Peel, trim and finely grate fresh carrots. I use my food processor to finely chop the carrots. You should have about 3 cups of finely chopped or shredded carrots.
Preheat oven to 350°F (170°C). Line a regular muffin pan with paper cupcake liners.
In a medium-size bowl, stir together flours, baking soda, baking powder, salt, cinnamon, cloves and nutmeg and set aside.
Beat together oil, brown sugar and granulated sugar. Add eggs and beat until well-incorporated. With the mixer on low speed, beat in flour mixture just until blended. Stir in carrots (and nuts and raisins if you wish).
Fill cupcake liners ¾ with batter. Bake at 350°F (170°C) for 20-25 minutes, until cupcakes are lightly browned and a wooden toothpick inserted in center of a cupcake comes out clean. Cool in pans on wire rack for 10 minutes. Remove from cupcakes from the pans and allow to cool completely on a wire rack.
For the Cream Cheese Frosting, beat the butter in the bowl of a stand mixer on high speed until light and fluffy. Add the powdered sugar, one third at a time, and beat on high speed for several minutes until mixture is light and creamy. Scrape the bowl and repeat the process until all of the powdered sugar is well incorporated. Beat in vanilla. You should now have a very stiff buttercream. Add the cream cheese and beat on high for a couple of seconds to incorporate. Scrape bowl and beat on high again for a couple of seconds.

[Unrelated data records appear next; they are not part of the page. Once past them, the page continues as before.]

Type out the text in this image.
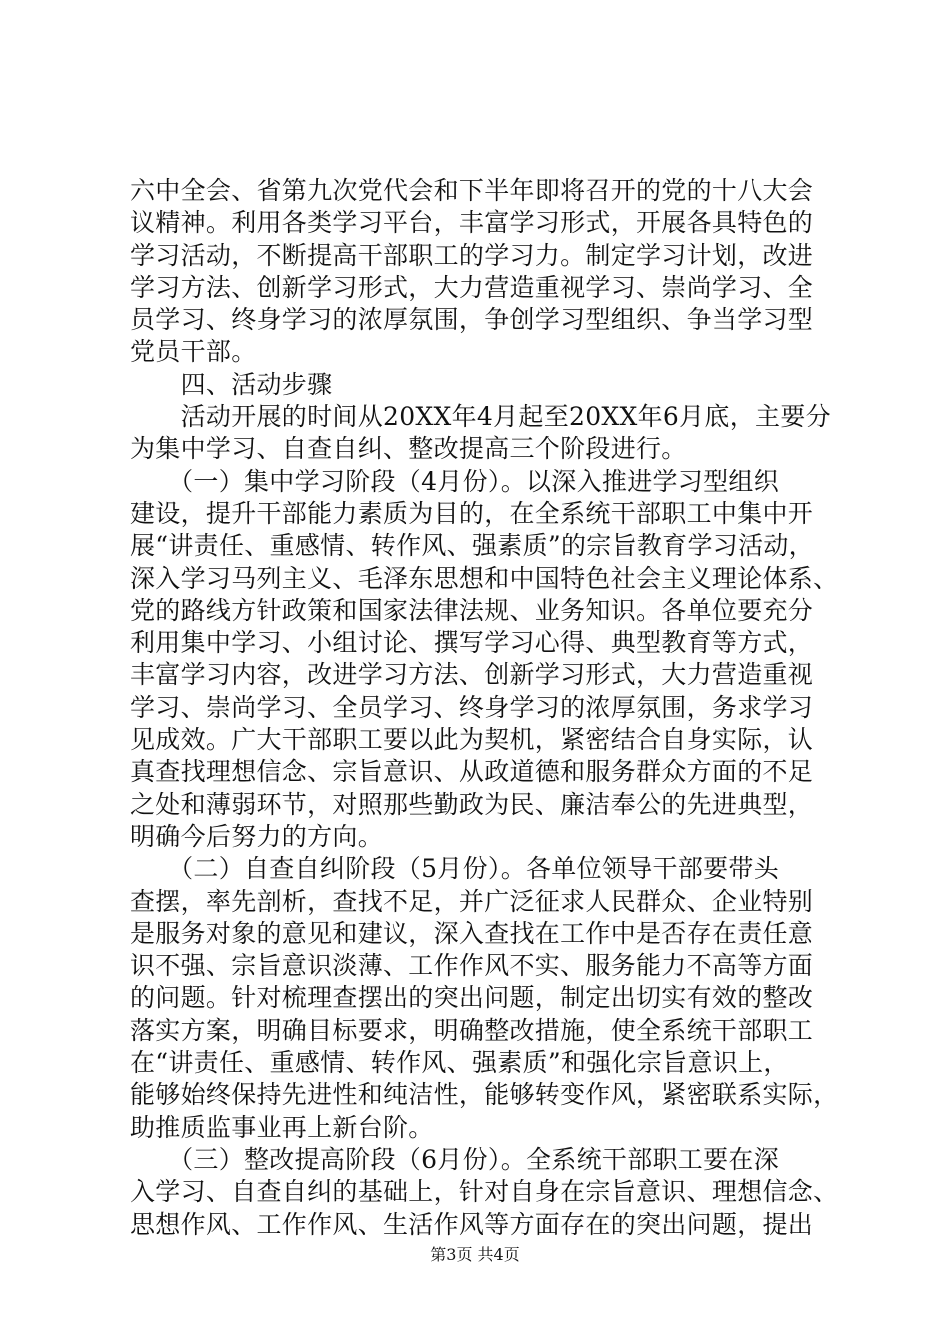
六中全会、省第九次党代会和下半年即将召开的党的十八大会
议精神。利用各类学习平台，丰富学习形式，开展各具特色的
学习活动，不断提高干部职工的学习力。制定学习计划，改进
学习方法、创新学习形式，大力营造重视学习、崇尚学习、全
员学习、终身学习的浓厚氛围，争创学习型组织、争当学习型
党员干部。
　　四、活动步骤
　　活动开展的时间从20XX年4月起至20XX年6月底，主要分
为集中学习、自查自纠、整改提高三个阶段进行。
　　（一）集中学习阶段（4月份）。以深入推进学习型组织
建设，提升干部能力素质为目的，在全系统干部职工中集中开
展“讲责任、重感情、转作风、强素质”的宗旨教育学习活动，
深入学习马列主义、毛泽东思想和中国特色社会主义理论体系、
党的路线方针政策和国家法律法规、业务知识。各单位要充分
利用集中学习、小组讨论、撰写学习心得、典型教育等方式，
丰富学习内容，改进学习方法、创新学习形式，大力营造重视
学习、崇尚学习、全员学习、终身学习的浓厚氛围，务求学习
见成效。广大干部职工要以此为契机，紧密结合自身实际，认
真查找理想信念、宗旨意识、从政道德和服务群众方面的不足
之处和薄弱环节，对照那些勤政为民、廉洁奉公的先进典型，
明确今后努力的方向。
　　（二）自查自纠阶段（5月份）。各单位领导干部要带头
查摆，率先剖析，查找不足，并广泛征求人民群众、企业特别
是服务对象的意见和建议，深入查找在工作中是否存在责任意
识不强、宗旨意识淡薄、工作作风不实、服务能力不高等方面
的问题。针对梳理查摆出的突出问题，制定出切实有效的整改
落实方案，明确目标要求，明确整改措施，使全系统干部职工
在“讲责任、重感情、转作风、强素质”和强化宗旨意识上，
能够始终保持先进性和纯洁性，能够转变作风，紧密联系实际，
助推质监事业再上新台阶。
　　（三）整改提高阶段（6月份）。全系统干部职工要在深
入学习、自查自纠的基础上，针对自身在宗旨意识、理想信念、
思想作风、工作作风、生活作风等方面存在的突出问题，提出
第3页 共4页
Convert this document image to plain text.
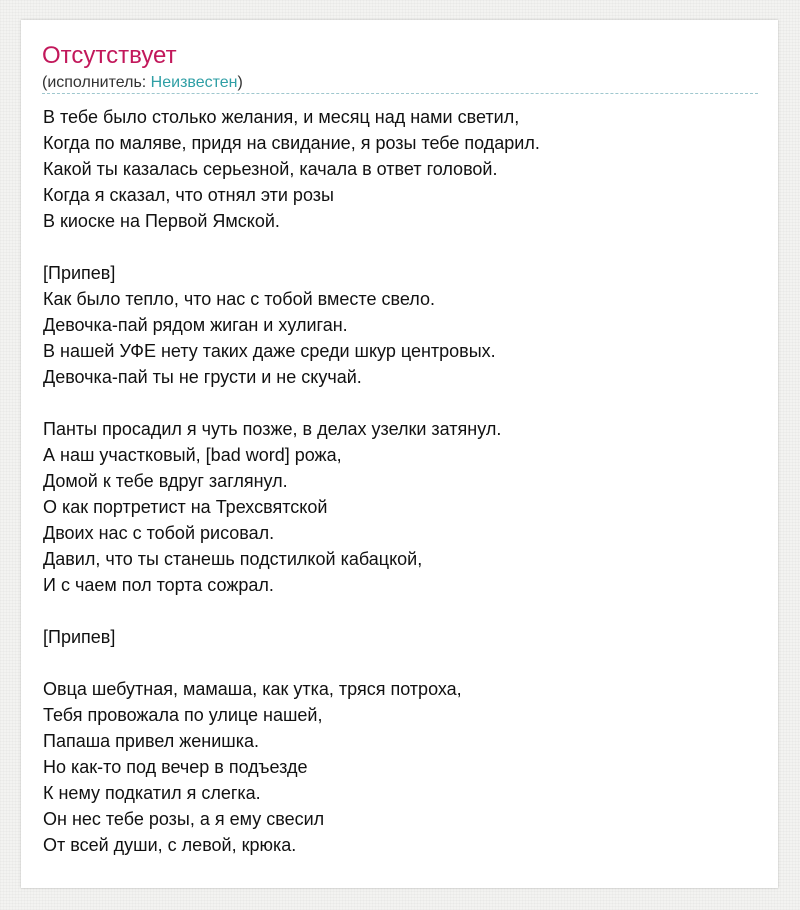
Отсутствует
(исполнитель: Неизвестен)
В тебе было столько желания, и месяц над нами светил,
Когда по маляве, придя на свидание, я розы тебе подарил.
Какой ты казалась серьезной, качала в ответ головой.
Когда я сказал, что отнял эти розы
В киоске на Первой Ямской.
[Припев]
Как было тепло, что нас с тобой вместе свело.
Девочка-пай рядом жиган и хулиган.
В нашей УФЕ нету таких даже среди шкур центровых.
Девочка-пай ты не грусти и не скучай.
Панты просадил я чуть позже, в делах узелки затянул.
А наш участковый, [bad word] рожа,
Домой к тебе вдруг заглянул.
О как портретист на Трехсвятской
Двоих нас с тобой рисовал.
Давил, что ты станешь подстилкой кабацкой,
И с чаем пол торта сожрал.
[Припев]
Овца шебутная, мамаша, как утка, тряся потроха,
Тебя провожала по улице нашей,
Папаша привел женишка.
Но как-то под вечер в подъезде
К нему подкатил я слегка.
Он нес тебе розы, а я ему свесил
От всей души, с левой, крюка.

The frosting can now be spread on the cupcakes or chilled until it is firm enough to pipe. This amount is enough to generously frost 24-30 cupcakes.
Chill frosted cupcakes.
Notes
*Oil may be reduced to 1 cup plus one tablespoon (260 ml), brown sugar to one cup minus one tablespoon (200 g) and granulated sugar to ⅔ cup (130 g) with no detectable change in taste or texture.Cupcake recipe adapted from The Family Circle Cookbook. Cream Cheese Frosting recipe adapted from Eat and Feast,Sugar-Sweet and Herznah.